A universal multiplex PCR strategy for 100-plex amplification using a hydrophobically patterned microarray

Yang Li; Shu-Juan Guo; Ning Shao; Shun Tu; Miao Xu; Zhao-Rui Ren; Xing Ling; Guo-Qing Wang; Zhi-Xin Lin; Sheng-Ce Tao

doi:10.1039/C1LC20526A

A universal multiplex PCR strategy for 100-plex amplification using a hydrophobically patterned microarray†

Yang Li,^ab Shu-Juan Guo,^ab Ning Shao,^ab Shun Tu,^ab Miao Xu,^c Zhao-Rui Ren,^c Xing Ling,^d Guo-Qing Wang,^e Zhi-Xin Lin^a and Sheng-Ce Tao*^ab

Author affiliations

* Corresponding authors

^a Shanghai Center for Systems Biomedicine, Key Laboratory of Systems Biomedicine (Ministry of Education), Shanghai Jiao Tong University, Shanghai, China
E-mail: taosc@sjtu.edu.cn

^b State Key Laboratory of Oncogenes and Related Genes, Shanghai, China

^c Shanghai Institute of Medical Genetics, Shanghai Jiao Tong University School of Medicine, Shanghai, China

^d Research institute of Micro/Nano Science and Technology, Shanghai Jiao Tong University, Shanghai, China

^e National Engineering Research Center for Beijing Biochip Technology, Beijing, China

Abstract

Both basic research and clinical medicine have urgent demands for highly efficient strategies to simultaneously identify many different DNA sequences within a single tube.

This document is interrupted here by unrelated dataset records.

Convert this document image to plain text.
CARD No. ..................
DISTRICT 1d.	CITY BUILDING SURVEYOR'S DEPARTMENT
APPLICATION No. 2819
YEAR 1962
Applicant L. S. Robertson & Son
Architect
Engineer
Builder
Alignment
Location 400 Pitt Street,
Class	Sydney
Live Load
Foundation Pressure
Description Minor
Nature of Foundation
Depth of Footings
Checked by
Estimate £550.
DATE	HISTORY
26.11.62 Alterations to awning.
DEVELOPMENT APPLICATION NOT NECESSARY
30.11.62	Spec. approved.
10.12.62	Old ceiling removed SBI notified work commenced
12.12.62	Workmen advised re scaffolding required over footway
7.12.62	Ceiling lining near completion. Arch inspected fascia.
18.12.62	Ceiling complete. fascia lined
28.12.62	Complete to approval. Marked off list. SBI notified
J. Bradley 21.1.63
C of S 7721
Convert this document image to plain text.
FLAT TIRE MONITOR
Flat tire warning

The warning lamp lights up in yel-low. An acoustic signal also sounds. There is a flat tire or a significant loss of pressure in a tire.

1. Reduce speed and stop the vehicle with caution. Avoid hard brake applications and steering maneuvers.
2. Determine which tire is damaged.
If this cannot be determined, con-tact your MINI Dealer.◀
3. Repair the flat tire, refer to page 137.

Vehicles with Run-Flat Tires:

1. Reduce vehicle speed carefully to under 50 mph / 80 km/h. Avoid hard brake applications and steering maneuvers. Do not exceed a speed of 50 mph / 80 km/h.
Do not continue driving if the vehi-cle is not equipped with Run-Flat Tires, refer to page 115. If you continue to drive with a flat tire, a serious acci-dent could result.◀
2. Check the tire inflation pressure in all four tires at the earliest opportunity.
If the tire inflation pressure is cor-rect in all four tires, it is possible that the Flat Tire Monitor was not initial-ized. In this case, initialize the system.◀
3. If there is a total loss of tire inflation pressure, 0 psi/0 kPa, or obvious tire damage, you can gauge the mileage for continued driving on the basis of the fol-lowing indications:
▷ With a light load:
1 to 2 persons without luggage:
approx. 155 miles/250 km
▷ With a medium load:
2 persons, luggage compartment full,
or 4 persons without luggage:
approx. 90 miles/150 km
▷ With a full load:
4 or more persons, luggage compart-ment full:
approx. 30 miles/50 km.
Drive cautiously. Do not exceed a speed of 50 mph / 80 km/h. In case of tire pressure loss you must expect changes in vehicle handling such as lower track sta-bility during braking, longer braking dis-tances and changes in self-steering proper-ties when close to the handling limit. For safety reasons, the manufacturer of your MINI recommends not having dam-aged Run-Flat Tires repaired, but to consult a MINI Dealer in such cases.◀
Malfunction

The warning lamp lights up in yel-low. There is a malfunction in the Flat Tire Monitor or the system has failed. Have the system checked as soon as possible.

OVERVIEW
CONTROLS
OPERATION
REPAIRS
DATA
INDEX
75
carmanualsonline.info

Effective and simultaneous amplification of multiple target sequences is a prerequisite for any successful multiple nucleic acid detection method. Multiplex PCR is one of the best choices for this purpose. However, due to the intrinsic interference and competition among primer pairs in the same tube, multiple rounds of highly empirical optimization procedures are usually required to establish a successful multiplex PCR reaction. To address this challenge, we report here a universal multiplex PCR strategy that is capable of over 100-plex amplification using a specially designed microarray in which hydrophilic microwells are patterned on a hydrophobic chip. On such an array, primer pairs tagged with a universal sequence are physically separated in individual hydrophilic microwells on an otherwise hydrophobic chip, enabling many unique PCR reactions to be proceeded simultaneously during the first step of the procedure. The PCR products are then isolated and further amplified from the universal sequences, producing a sufficient amount of material for analysis by conventional gel electrophoresis or DNA microarray technology. This strategy is abbreviated as “MPH&HPM” for “ [M with combining low line] ultiplex [P with combining low line] CR on a [H with combining low line] ydrophobically and ydrophilically atterned icroarray”. The feasibility of this method is first demonstrated by a multiplex PCR reaction for the simultaneous detection of eleven pneumonia-causing pathogens. Further, we demonstrate the power of this strategy with a highly successful 116-plex PCR reaction that required only little prior optimization. The effectiveness of the MPH&HPM strategy with clinical samples is then illustrated with the detection of deleted exons of the Duchenne Muscular Dystrophy (DMD) gene, the results are in excellent agreement with the clinical records. Because of its generality, simplicity, flexibility, specificity and capacity of more than 100-plex amplification, the MPH&HPM strategy should have broad applications in both laboratory research and clinical applications when multiplex nucleic acid analysis is required.